In an editorial that expressed the view of a growing number of Americans, The Dan Gabriel [CA] Valley Tribune stated: "President Reagan should order the military to help the INS and Border Patrol stop the startling surge of humanity and narcotics across our border. Our present force of agents is simply outnumbered."

Senator Jesse Helms (R-NC) has also endorsed this approach: "I believe that we've got enough military personnel that we could pull out from some of these other places around the world where people are not satisfactorily doing their share in their own national defense," and use them to fortify our own border, he said. With no end in sight to the flood of illegal aliens, and with every indication that the turmoil in Central America will result in an escalation of immigration northward, deployment of adequate forces to secure our borders is one of the most urgent issues before the United States today.
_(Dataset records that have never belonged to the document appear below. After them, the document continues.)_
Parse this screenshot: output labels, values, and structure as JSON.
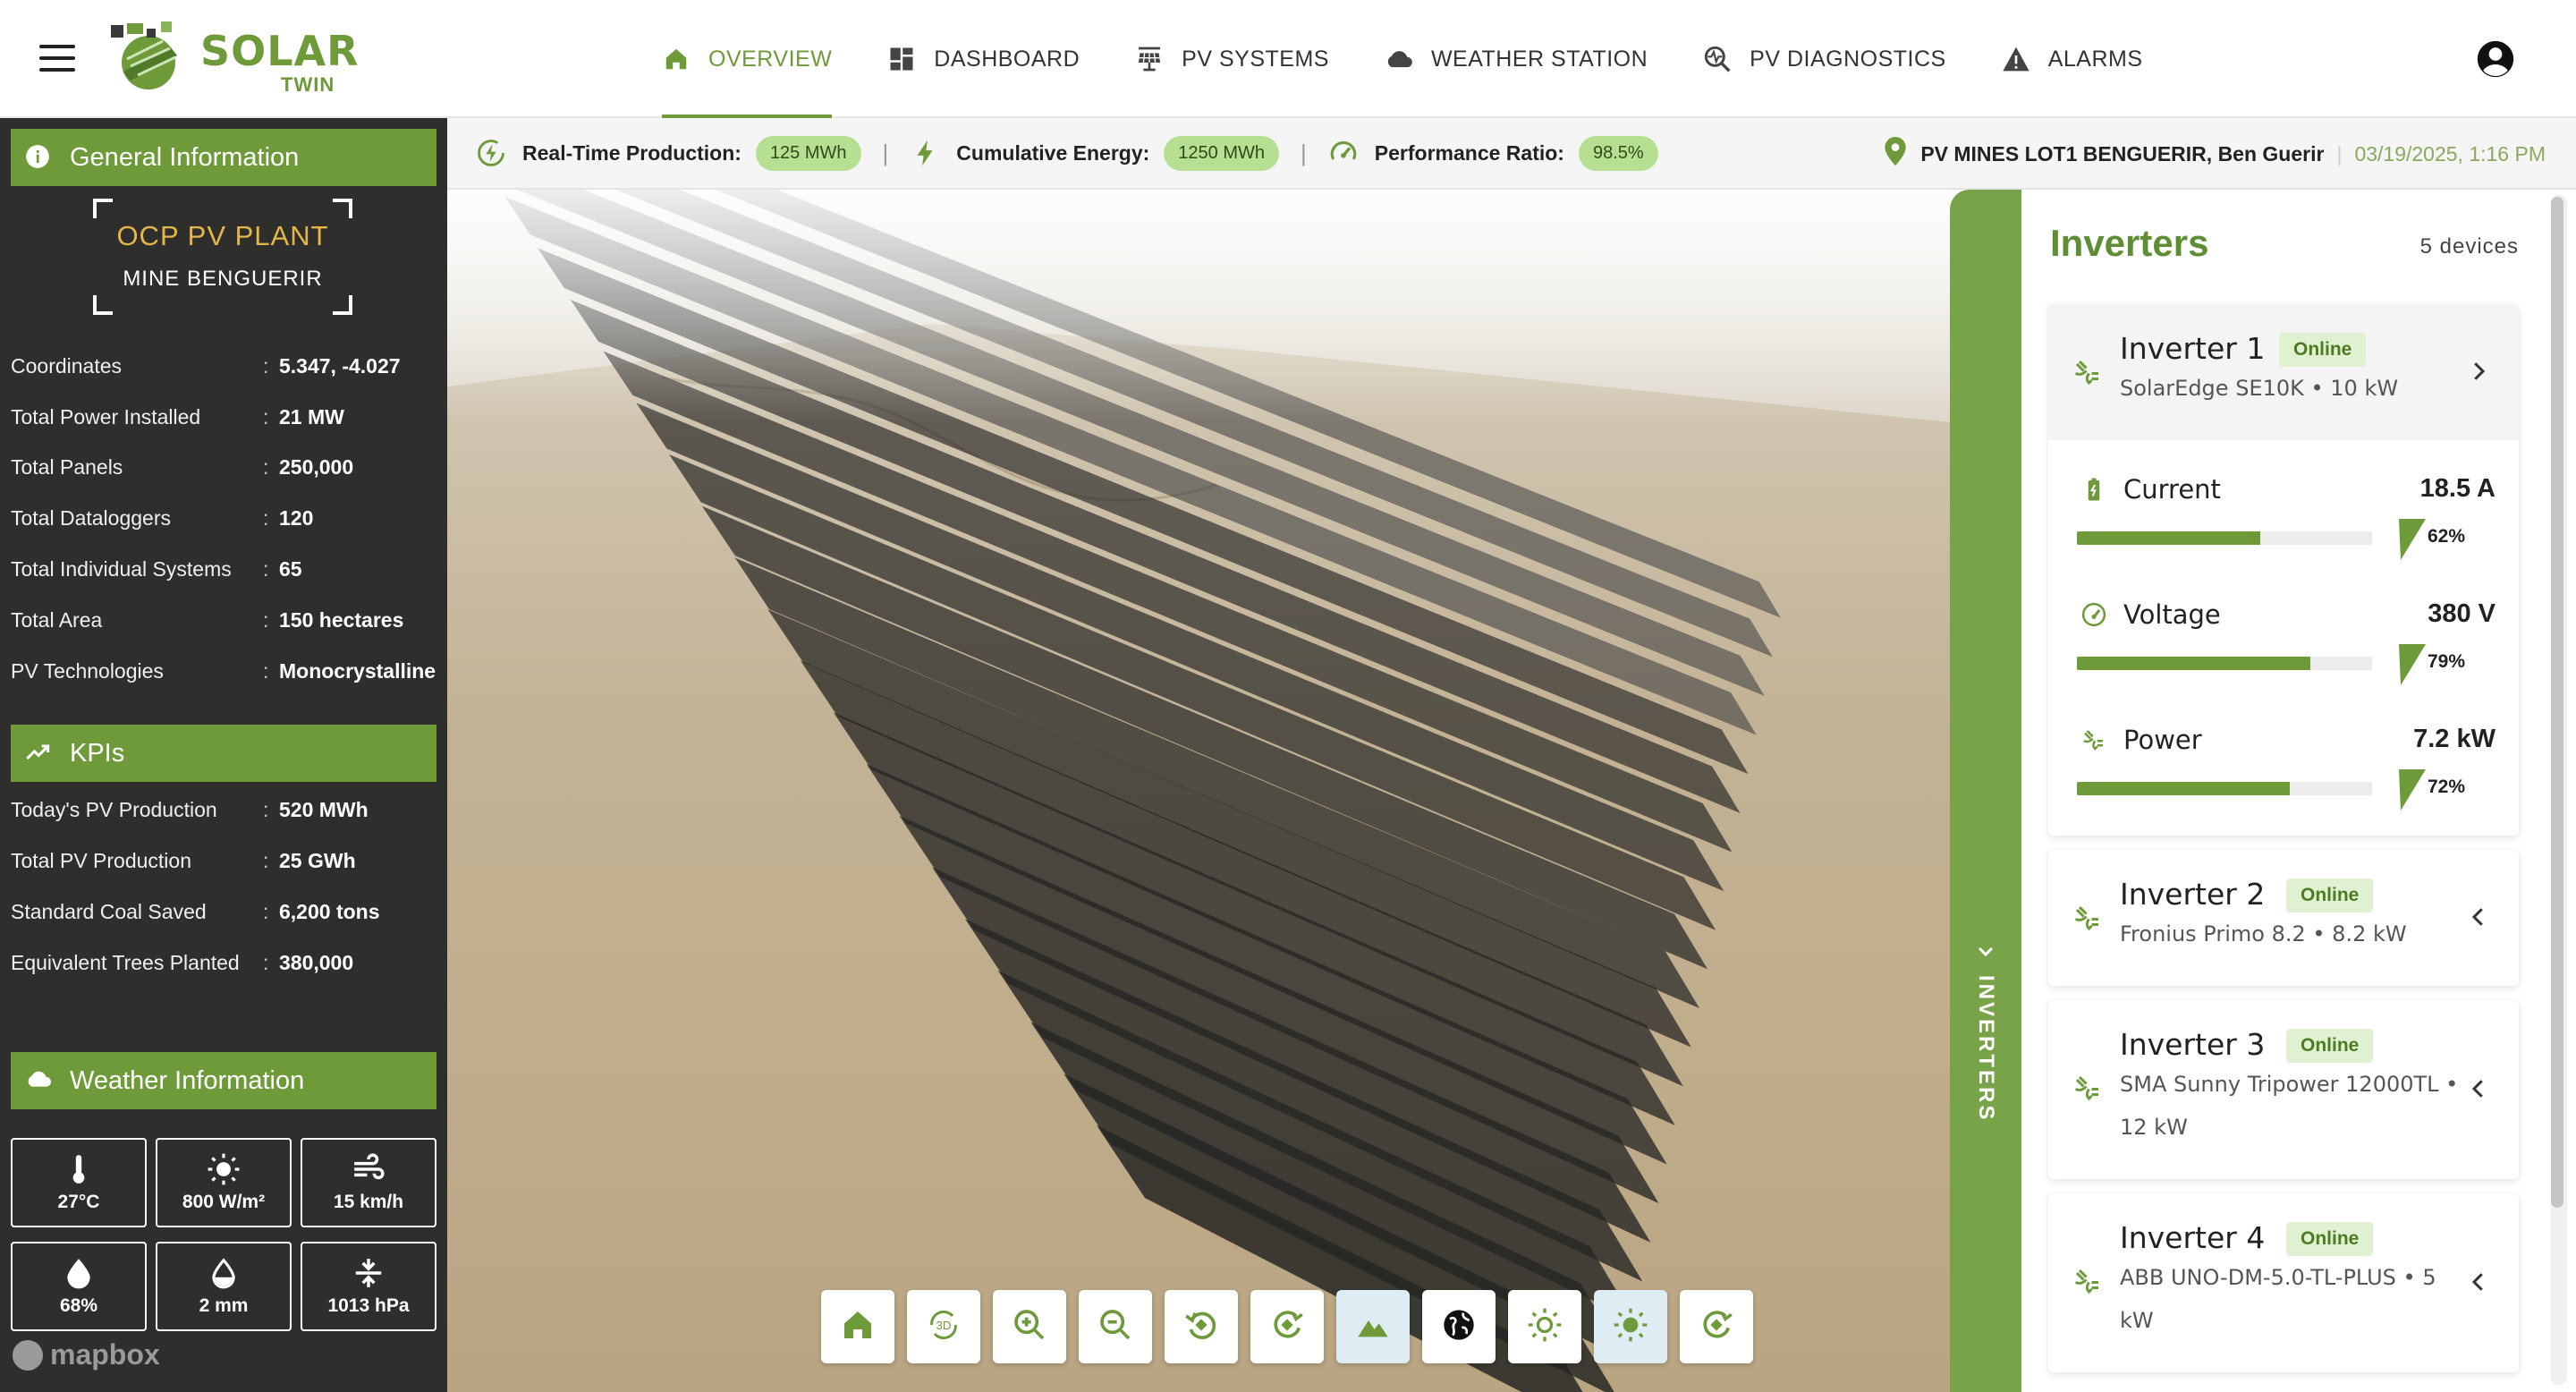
{
  "brand": {
    "name_main": "SOLAR",
    "name_sub": "TWIN",
    "accent": "#6e9a3a"
  },
  "nav": {
    "items": [
      {
        "label": "OVERVIEW",
        "icon": "home-icon",
        "active": true
      },
      {
        "label": "DASHBOARD",
        "icon": "dashboard-icon",
        "active": false
      },
      {
        "label": "PV SYSTEMS",
        "icon": "solar-panel-icon",
        "active": false
      },
      {
        "label": "WEATHER STATION",
        "icon": "cloud-icon",
        "active": false
      },
      {
        "label": "PV DIAGNOSTICS",
        "icon": "diagnostics-icon",
        "active": false
      },
      {
        "label": "ALARMS",
        "icon": "warning-icon",
        "active": false
      }
    ]
  },
  "status": {
    "realtime_label": "Real-Time Production:",
    "realtime_value": "125 MWh",
    "cumulative_label": "Cumulative Energy:",
    "cumulative_value": "1250 MWh",
    "ratio_label": "Performance Ratio:",
    "ratio_value": "98.5%",
    "location": "PV MINES LOT1 BENGUERIR, Ben Guerir",
    "datetime": "03/19/2025, 1:16 PM"
  },
  "general": {
    "header": "General Information",
    "plant_name": "OCP PV PLANT",
    "plant_sub": "MINE BENGUERIR",
    "rows": [
      {
        "label": "Coordinates",
        "value": "5.347, -4.027"
      },
      {
        "label": "Total Power Installed",
        "value": "21 MW"
      },
      {
        "label": "Total Panels",
        "value": "250,000"
      },
      {
        "label": "Total Dataloggers",
        "value": "120"
      },
      {
        "label": "Total Individual Systems",
        "value": "65"
      },
      {
        "label": "Total Area",
        "value": "150 hectares"
      },
      {
        "label": "PV Technologies",
        "value": "Monocrystalline"
      }
    ]
  },
  "kpis": {
    "header": "KPIs",
    "rows": [
      {
        "label": "Today's PV Production",
        "value": "520 MWh"
      },
      {
        "label": "Total PV Production",
        "value": "25 GWh"
      },
      {
        "label": "Standard Coal Saved",
        "value": "6,200 tons"
      },
      {
        "label": "Equivalent Trees Planted",
        "value": "380,000"
      }
    ]
  },
  "weather": {
    "header": "Weather Information",
    "tiles": [
      {
        "icon": "thermometer-icon",
        "value": "27°C"
      },
      {
        "icon": "sun-icon",
        "value": "800 W/m²"
      },
      {
        "icon": "wind-icon",
        "value": "15 km/h"
      },
      {
        "icon": "humidity-icon",
        "value": "68%"
      },
      {
        "icon": "rain-icon",
        "value": "2 mm"
      },
      {
        "icon": "pressure-icon",
        "value": "1013 hPa"
      }
    ]
  },
  "map": {
    "attribution": "mapbox"
  },
  "inverters": {
    "tab_label": "INVERTERS",
    "title": "Inverters",
    "count": "5 devices",
    "list": [
      {
        "name": "Inverter 1",
        "status": "Online",
        "model": "SolarEdge SE10K • 10 kW",
        "metrics": [
          {
            "label": "Current",
            "value": "18.5 A",
            "percent": 62,
            "percent_label": "62%"
          },
          {
            "label": "Voltage",
            "value": "380 V",
            "percent": 79,
            "percent_label": "79%"
          },
          {
            "label": "Power",
            "value": "7.2 kW",
            "percent": 72,
            "percent_label": "72%"
          }
        ]
      },
      {
        "name": "Inverter 2",
        "status": "Online",
        "model": "Fronius Primo 8.2 • 8.2 kW"
      },
      {
        "name": "Inverter 3",
        "status": "Online",
        "model": "SMA Sunny Tripower 12000TL • 12 kW"
      },
      {
        "name": "Inverter 4",
        "status": "Online",
        "model": "ABB UNO-DM-5.0-TL-PLUS • 5 kW"
      }
    ]
  }
}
The objective of heading off legal chain migration may not be as immediate a threat, but it is a serious threat nevertheless. It poses a danger unlike any other that America has faced in the past. It is a "ticking time bomb," says Palmer Stacey, executive director of Americans for Immigration Control (AIC). "Under the law, most of the amnestied aliens will be allowed to apply for citizenship in 1993 .... Once these lawbreakers get citizenship they can send for their families. Millions and millions of aliens will legally pour into the U.S. -- unless we change the law." AIC proposes that the current law be changed so that immediate family members of naturalized U.S. citizens will no longer be exempt from our immigration quotas. Presently, there is no limit to the number of family members who may be admitted over and above our annual immigration cap of 270,000.

Stacey is confident that this change can be made. "There is a growing anger and backlash to this betrayal by the politicians," he says. "This issue is not going to go away. In fact it is going to grow and grow. Very soon the politicians are going to be beseiged by outraged constituents demanding a stop to this invasion, and even the most liberal politicians will be forced to listen if they want to stay in office."